Delegation Compliance Auditor – Medical Claims

Position Purpose: The Delegation Oversight Compliance Auditor – Medical Claims is responsible for scheduling, coordinating, and conducting delegated entity audits using established audit tools for assigned lines of business. This position is also responsible for ongoing monitoring of assigned delegated entities and collection, as well as data entry for required reporting. This position works independently in the field with extensive provider contact, organizes work and audit schedules, and ensures contract requirements are met and maintained.

  • Responsible for managing the audit process from scheduling, conducting the audit, developing corrective action plans, reporting findings as required to internal departments, and communicating recommendations to delegated entity for claims processing, credentialing and/or recredentaling processes.
  • Based on CAPs issued, responsible for all follow up audits and educational trainings to ensure delegated entity can achieve compliance.
  • Conducts on site visits to assess operational abilities, makes recommendation for improvement and monitors progress with corrective action plan.
  • Works in conjunction with management to determine the need and criteria to initiate the annual and focused audit process.
  • Ability to work with other internal departments in the development of additional CAPs (e.g.
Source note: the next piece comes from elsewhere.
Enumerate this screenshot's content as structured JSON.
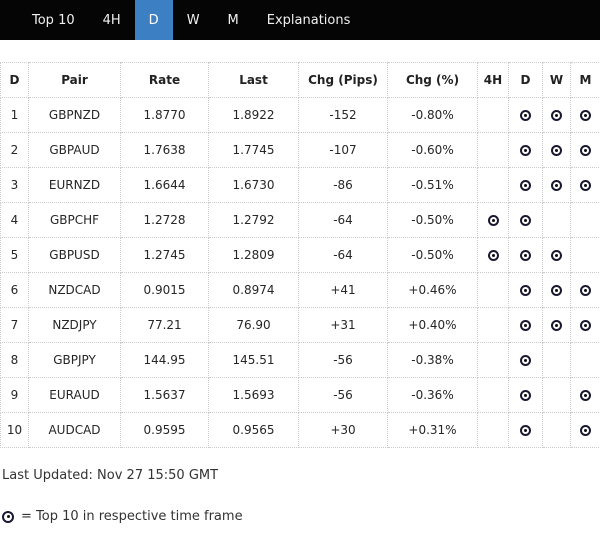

Provider Network Management, Finance).
  • Conducts audit using established tools based on contracting and regulatory requirements and consistent with compliance standards.
  • Develops and maintains matrices of audit results and scheduled audits.
  • Responsible for data entry of all audit related functions.
  • Documents findings as required by policy/procedure and consistent with compliance standards.
  • Other duties as assigned.

Education/Experience:

  • Associate’s degree required; Bachelor’s degree in related field preferred.
  • Three years experience working for an HMO, medical group/IPA or hospital claims/credentialing department.
  • Previous experience in provider relations and auditing is preferred.
  • Previous experience in medical claims processing or auditing is strongly preferred
  • Excellent written and verbal communication


License/Certification:

  • Valid Driver’s license in the state of residence

Pay Range: $54,000.00 – $97,100.00 per year

Centene offers a comprehensive benefits package including: competitive pay, health insurance, 401K and stock purchase plans, tuition reimbursement, paid time off plus holidays, and a flexible approach to work with remote, hybrid, field or office work schedules.  Actual pay will be adjusted based on an individual’s skills, experience, education, and other job-related factors permitted by law.  Total compensation may also include additional forms of incentives.

Centene is an equal opportunity employer that is committed to diversity, and values the ways in which we are different. All qualified applicants will receive consideration for employment without regard to race, color, religion, sex, sexual orientation, gender identity, national origin, disability, veteran status, or other characteristic protected by applicable law.